Pertama, mari kita lihat dampaknya pada program beasiswa. Pemotongan besar-besaran terhadap Beasiswa KIP-Kuliah, BPI, Adik, dan KNB yang merupakan jalur utama bagi mahasiswa dari keluarga kurang mampu untuk melanjutkan pendidikan tinggi.
Kita berbicara tentang mengurangi anggaran sebesar lebih dari Rp2 triliun dalam total beasiswa, yang akan berakibat pada berkurangnya penerima manfaat dan menurunnya jumlah beasiswa yang diberikan. Jika pemerintah bertindak seperti ini, apakah mereka benar-benar peduli dengan peningkatan kualitas pendidikan? Atau mereka lebih peduli dengan efisiensi anggaran yang merugikan rakyat?
Seperti yang tertuang dalam Pasal 31 UUD 1945, negara berkewajiban untuk menyediakan pendidikan yang layak bagi warganya. Ini bukan hanya janji dalam konstitusi, tetapi juga hak fundamental setiap warga negara. Pemangkasan ini jelas bertentangan dengan prinsip keadilan sosial yang seharusnya menjadi dasar dalam setiap kebijakan negara. “Keadilan sosial bagi seluruh rakyat Indonesia,” seharusnya tidak hanya retorika belaka, melainkan harus terwujud dalam kebijakan nyata.

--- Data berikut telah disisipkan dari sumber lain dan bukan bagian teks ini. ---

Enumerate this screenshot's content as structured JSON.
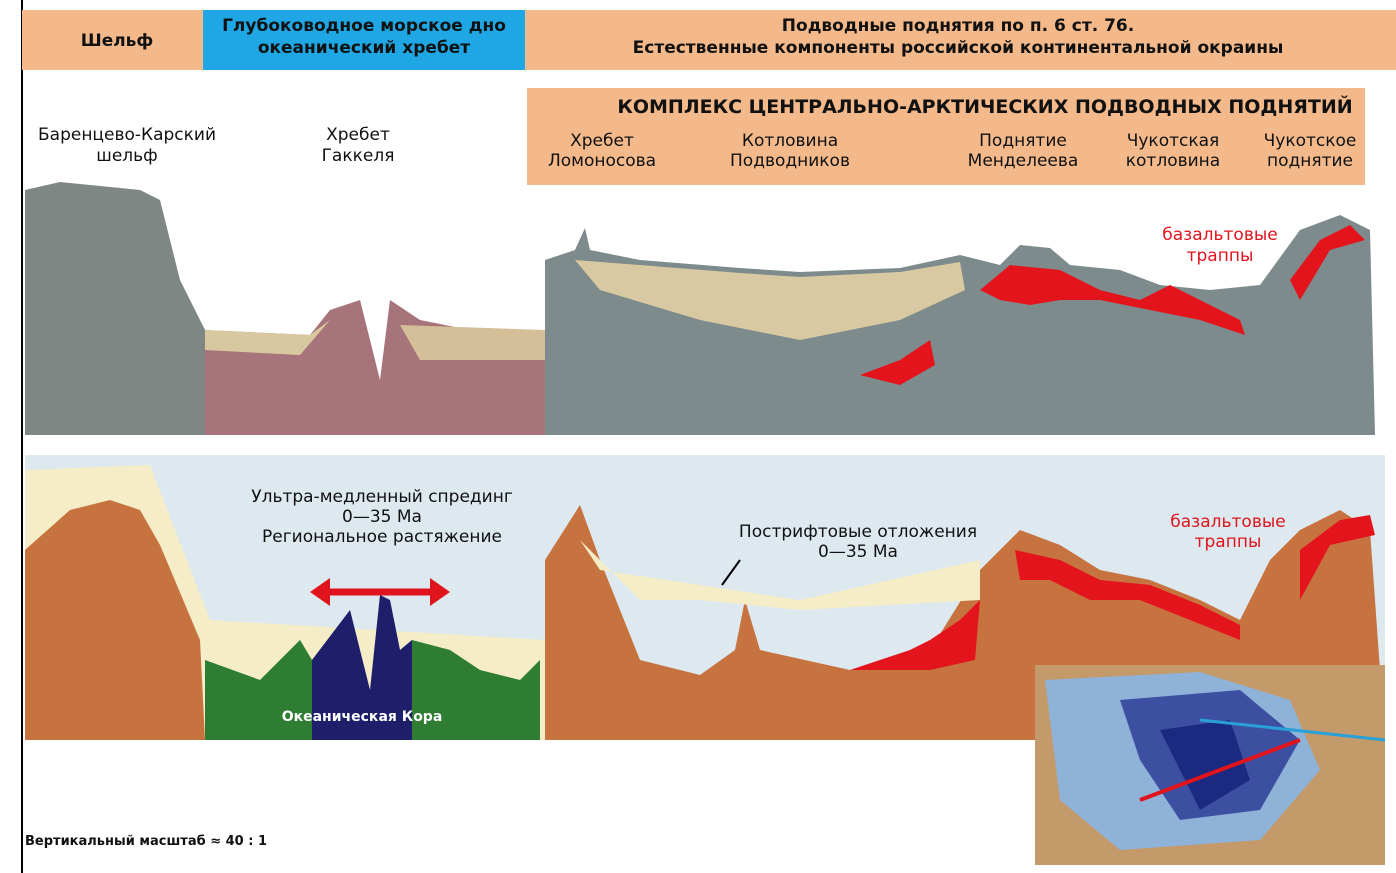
{
  "header": {
    "shelf": "Шельф",
    "deep": [
      "Глубоководное морское дно",
      "океанический хребет"
    ],
    "rises": [
      "Подводные поднятия по п. 6 ст. 76.",
      "Естественные компоненты российской континентальной окраины"
    ]
  },
  "complex": {
    "title": "КОМПЛЕКС ЦЕНТРАЛЬНО-АРКТИЧЕСКИХ ПОДВОДНЫХ ПОДНЯТИЙ",
    "features": [
      [
        "Хребет",
        "Ломоносова"
      ],
      [
        "Котловина",
        "Подводников"
      ],
      [
        "Поднятие",
        "Менделеева"
      ],
      [
        "Чукотская",
        "котловина"
      ],
      [
        "Чукотское",
        "поднятие"
      ]
    ]
  },
  "section_labels": {
    "shelf": [
      "Баренцево-Карский",
      "шельф"
    ],
    "gakkel": [
      "Хребет",
      "Гаккеля"
    ],
    "traps_top": [
      "базальтовые",
      "траппы"
    ]
  },
  "model_labels": {
    "spreading": [
      "Ультра-медленный спрединг",
      "0—35 Ma",
      "Региональное растяжение"
    ],
    "postrift": [
      "Пострифтовые отложения",
      "0—35 Ma"
    ],
    "traps": [
      "базальтовые",
      "траппы"
    ],
    "crust": "Океаническая Кора",
    "scale": "Вертикальный масштаб ≈ 40 : 1"
  }
}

Lalu, pemangkasan ini tidak hanya berdampak pada beasiswa, tetapi juga pada BOPTN dan dana riset. Berkurangnya dana untuk operasional perguruan tinggi bisa mengarah pada kenaikan Uang Kuliah Tunggal (UKT), yang pada akhirnya memberatkan mahasiswa, khususnya mereka yang berada di keluarga menengah ke bawah. Bahkan, jika skenario terburuk terjadi, pendidikan tinggi yang seharusnya dapat diakses oleh semua kalangan justru menjadi hak bagi segelintir orang yang mampu. Bukankah ini kontradiktif dengan tujuan negara untuk mencerdaskan kehidupan bangsa?
Begitu pula dengan dana riset yang semakin tergerus. Pengurangan dana penelitian akan membatasi kemampuan perguruan tinggi untuk menghasilkan riset dan inovasi yang dapat bersaing di dunia internasional. Dalam dunia yang semakin bergantung pada teknologi dan pengetahuan, apakah kita masih ingin menjadi bangsa yang tertinggal?
Maka dari itu, kita harus mengingat adagium hukum yang berbunyi, “Fiat justitia ruat caelum” yang berarti “Hukum harus ditegakkan, meskipun langit runtuh.” Kita perlu menegakkan hak pendidikan yang adil dan merata, meski harus menghadapi kesulitan anggaran. Prinsip “public trust” juga harus dipegang teguh—pemerintah adalah wakil rakyat yang harus memprioritaskan kepentingan rakyat, bukan semata-mata efisiensi yang mengorbankan kesejahteraan banyak orang.
Jika pemerintah terus menerus memperlakukan pendidikan seperti barang yang bisa dipotong-potong demi memenuhi target fiskal, maka kita sedang bergerak mundur dari cita-cita negara hukum yang adil dan makmur. Pada akhirnya, kita tidak hanya merugikan mahasiswa, tetapi juga merugikan masa depan bangsa ini. (*)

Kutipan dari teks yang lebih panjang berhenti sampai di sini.